On the brighter side: I got bored with this pretty early and decided to just try and kill everyone that I came in contact with. This proved to be mildly entertaining. One thing that I do like about this game is the way it tracks your standing with each faction. Also, the fact that you can kill your companions I like - that always annoyed me about Fallout.
This isn't the worst game I've ever played, but I feel like it's more of a $20 game, whereas I would pay top dollar for something more like Fallout that has such an interesting and immersive storyline.
This game was short. Maps were of a small to medium size. The types of enemy were somewhat limited and the selection of armor/weapons were okay. I beat it in three days although I admit I played it on easy. Played through a little more than have of the side quests. Maybe I'm just spoiled by Witcher but I have come to expect a little more since. This was like Fable III and about as long. Definitely not worth $60.
Too short. You can't fail. "Open world" with small individual maps. No sense of urgency, discovery, or adventure; follow the green dot and all will be well. And unless I'm daft, you can't continue playing after you've finished the game (but I'll re-check that). On the plus side, it's beautiful to look at, it never crashed, and all the quests/missions remained playable (unlike, say, Bethesda games, but those are still vastly better in story-telling and adventure than this game). Overall, meh.

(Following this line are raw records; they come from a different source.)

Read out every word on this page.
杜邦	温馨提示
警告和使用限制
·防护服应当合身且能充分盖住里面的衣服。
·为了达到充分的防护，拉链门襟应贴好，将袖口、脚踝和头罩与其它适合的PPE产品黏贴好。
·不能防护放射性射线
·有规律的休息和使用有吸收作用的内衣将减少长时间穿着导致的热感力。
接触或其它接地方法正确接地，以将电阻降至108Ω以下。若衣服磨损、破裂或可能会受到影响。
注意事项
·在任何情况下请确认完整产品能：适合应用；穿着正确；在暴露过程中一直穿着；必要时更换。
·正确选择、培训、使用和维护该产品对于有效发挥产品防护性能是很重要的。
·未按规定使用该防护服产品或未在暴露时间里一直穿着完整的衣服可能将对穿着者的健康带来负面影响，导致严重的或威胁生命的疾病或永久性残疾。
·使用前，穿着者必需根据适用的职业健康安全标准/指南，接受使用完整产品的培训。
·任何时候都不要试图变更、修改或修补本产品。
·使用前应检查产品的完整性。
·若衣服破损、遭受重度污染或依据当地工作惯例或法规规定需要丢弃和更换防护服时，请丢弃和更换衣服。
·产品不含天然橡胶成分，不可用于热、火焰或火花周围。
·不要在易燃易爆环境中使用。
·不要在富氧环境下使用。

The main story line isn't very detailed and there aren't a lot of subplot/side quests to keep it going. As far as the graphics, they were okay but not great. The gameplay was fine, but the 'x' button is way overused. My biggest problem was the hours of useless dialog built into this game. Even the "I don't care" options usually led to a long goodbye from the NPCs. In the end I was expecting something along the lines of Skyrim or Fallout 4, and it just didn't live up to my expectations.